Oil steadied near two-year highs on Monday as uncertainty over Chinese fuel demand growth following a Christmas Day interest rate hike offset a blizzard in the U.S. Northeast.
U.S. crude for February nudged three cents lower to $91.48 a barrel by 0512 GMT, after hitting a 26-month high of $91.63 the previous session. ICE Brent crude rose 44 cents to $94.21.
China's central bank raised interest rates on Saturday for the second time in just over two months as it stepped up its battle to rein in stubbornly high inflation.
"China's interest rate hike is having some impact on the oil markets... because of concerns over how the tightening of monetary policy will impact demand growth," said Serene Lim, an oil analyst at ANZ.
When China last raised interest rates in mid-October, oil tumbled 4 per cent. Prices quickly recovered and have since rallied by around 15 per cent on abnormally cold weather in the northern hemisphere and an unexpected surge in fuel demand.

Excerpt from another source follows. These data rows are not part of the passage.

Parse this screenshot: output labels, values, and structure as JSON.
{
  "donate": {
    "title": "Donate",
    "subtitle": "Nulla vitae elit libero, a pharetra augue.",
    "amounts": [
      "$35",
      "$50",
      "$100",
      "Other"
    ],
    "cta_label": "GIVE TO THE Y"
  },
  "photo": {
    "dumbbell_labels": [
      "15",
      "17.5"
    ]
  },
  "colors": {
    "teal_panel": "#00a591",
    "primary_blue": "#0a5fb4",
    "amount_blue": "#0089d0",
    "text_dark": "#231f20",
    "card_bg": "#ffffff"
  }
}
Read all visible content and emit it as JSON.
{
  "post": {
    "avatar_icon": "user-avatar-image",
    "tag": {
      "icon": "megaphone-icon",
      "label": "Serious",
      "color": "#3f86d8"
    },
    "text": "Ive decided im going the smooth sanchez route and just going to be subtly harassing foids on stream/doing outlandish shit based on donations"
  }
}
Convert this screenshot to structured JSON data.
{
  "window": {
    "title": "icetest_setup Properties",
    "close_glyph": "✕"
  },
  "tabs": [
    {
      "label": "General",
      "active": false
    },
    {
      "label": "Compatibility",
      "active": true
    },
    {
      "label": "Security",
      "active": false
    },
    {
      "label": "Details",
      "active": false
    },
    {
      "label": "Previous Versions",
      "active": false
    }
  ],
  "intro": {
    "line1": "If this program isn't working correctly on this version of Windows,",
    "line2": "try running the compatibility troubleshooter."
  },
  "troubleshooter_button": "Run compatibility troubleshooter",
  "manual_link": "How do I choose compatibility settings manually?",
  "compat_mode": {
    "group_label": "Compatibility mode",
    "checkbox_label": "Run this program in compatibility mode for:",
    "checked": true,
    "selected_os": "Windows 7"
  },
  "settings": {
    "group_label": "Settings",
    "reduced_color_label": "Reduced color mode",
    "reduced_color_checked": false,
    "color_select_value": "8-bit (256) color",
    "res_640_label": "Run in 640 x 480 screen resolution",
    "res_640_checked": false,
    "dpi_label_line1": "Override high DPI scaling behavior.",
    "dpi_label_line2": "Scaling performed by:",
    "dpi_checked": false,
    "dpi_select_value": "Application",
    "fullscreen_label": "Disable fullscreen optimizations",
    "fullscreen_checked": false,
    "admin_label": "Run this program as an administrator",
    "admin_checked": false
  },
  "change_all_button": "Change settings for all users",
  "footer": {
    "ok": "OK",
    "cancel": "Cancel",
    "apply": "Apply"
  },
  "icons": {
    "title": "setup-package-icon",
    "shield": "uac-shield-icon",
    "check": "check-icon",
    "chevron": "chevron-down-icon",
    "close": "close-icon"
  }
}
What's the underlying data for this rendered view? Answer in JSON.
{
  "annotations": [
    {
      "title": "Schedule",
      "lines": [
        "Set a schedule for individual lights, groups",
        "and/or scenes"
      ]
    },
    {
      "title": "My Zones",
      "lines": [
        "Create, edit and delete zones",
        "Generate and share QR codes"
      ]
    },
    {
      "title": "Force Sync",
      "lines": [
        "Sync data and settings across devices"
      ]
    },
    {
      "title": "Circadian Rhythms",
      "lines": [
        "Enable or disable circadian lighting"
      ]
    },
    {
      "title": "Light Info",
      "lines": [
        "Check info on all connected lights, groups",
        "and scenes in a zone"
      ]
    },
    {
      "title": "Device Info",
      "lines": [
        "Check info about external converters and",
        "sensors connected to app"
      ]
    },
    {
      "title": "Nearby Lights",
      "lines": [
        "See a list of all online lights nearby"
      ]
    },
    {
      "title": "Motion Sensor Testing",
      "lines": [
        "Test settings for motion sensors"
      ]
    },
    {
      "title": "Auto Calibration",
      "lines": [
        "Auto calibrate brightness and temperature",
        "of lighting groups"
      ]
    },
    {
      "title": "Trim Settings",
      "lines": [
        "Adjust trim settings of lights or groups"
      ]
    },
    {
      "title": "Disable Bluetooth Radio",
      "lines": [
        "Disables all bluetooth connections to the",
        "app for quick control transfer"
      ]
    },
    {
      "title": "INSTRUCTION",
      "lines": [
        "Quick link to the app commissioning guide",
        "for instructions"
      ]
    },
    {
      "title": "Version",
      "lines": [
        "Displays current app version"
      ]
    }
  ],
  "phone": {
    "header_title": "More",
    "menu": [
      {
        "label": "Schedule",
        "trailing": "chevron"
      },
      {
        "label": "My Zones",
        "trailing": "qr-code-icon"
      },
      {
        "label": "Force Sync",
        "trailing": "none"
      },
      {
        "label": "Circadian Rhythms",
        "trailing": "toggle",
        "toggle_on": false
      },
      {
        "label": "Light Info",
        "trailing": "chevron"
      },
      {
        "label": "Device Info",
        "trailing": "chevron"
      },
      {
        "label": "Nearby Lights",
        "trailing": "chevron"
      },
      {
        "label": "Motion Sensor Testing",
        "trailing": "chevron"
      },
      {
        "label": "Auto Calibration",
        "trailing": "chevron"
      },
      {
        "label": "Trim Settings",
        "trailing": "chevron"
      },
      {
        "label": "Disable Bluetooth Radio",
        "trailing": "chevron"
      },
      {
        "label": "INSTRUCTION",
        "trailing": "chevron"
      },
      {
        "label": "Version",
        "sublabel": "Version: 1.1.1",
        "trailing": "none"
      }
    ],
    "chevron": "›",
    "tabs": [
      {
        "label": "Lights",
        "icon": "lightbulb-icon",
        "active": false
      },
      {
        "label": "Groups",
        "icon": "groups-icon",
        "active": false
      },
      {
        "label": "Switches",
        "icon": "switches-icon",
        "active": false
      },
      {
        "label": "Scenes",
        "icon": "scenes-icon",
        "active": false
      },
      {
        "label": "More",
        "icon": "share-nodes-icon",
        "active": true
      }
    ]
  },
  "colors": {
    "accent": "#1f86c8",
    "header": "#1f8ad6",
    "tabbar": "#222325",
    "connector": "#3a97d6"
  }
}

While markets had expected a rate rise, the timing was a surprise. Most markets recovered from early losses on expectations the measures would do little to curb China's appetite for industrial raw materials, energy, grains and other agricultural products.
Rising oil prices led China to boost fuel prices by 4 pe rcent earlier this month, but analysts believe the price hike was too modest to have a significant impact on demand.
U.S. REFINERY RESTARTS
Oil prices also came under pressure from the restarting of a major U.S. gasoline refinery.
The gasoline-making fluid catalytic cracker at Hovensa LLC's 500,000-bpd Virgin Islands refinery resumed operations on Friday after an over two-week unplanned outage.
The unplanned outage contributed to extended tightness in the New York harbor gasoline market that had helped drive oil prices higher.
U.S. gasoline futures eased 0.77 cents to $2.4346 a gallon.
Oil's decline was limited by the first widespread blizzard of the season in the northeastern United States, the world's top heating oil market.
An unusually cold winter in the world's largest oil user has contributed to a huge depletion of crude stockpiles, which have fallen at the fastest pace in more than a decade.
Oil's climb has sparked inflationary worries, not only in China, but also India, South Korea and other major fuel-importing countries.
However, Kuwait's oil minister said the global economy can withstand an oil price of $100 a barrel, while other exporters indicated OPEC may decide against increasing output through 2011 as the market was well supplied.
Qatar's Minister Abdullah al-Attiyah said he did not expect OPEC to increase production in 2011. OPEC's next scheduled meeting is in June.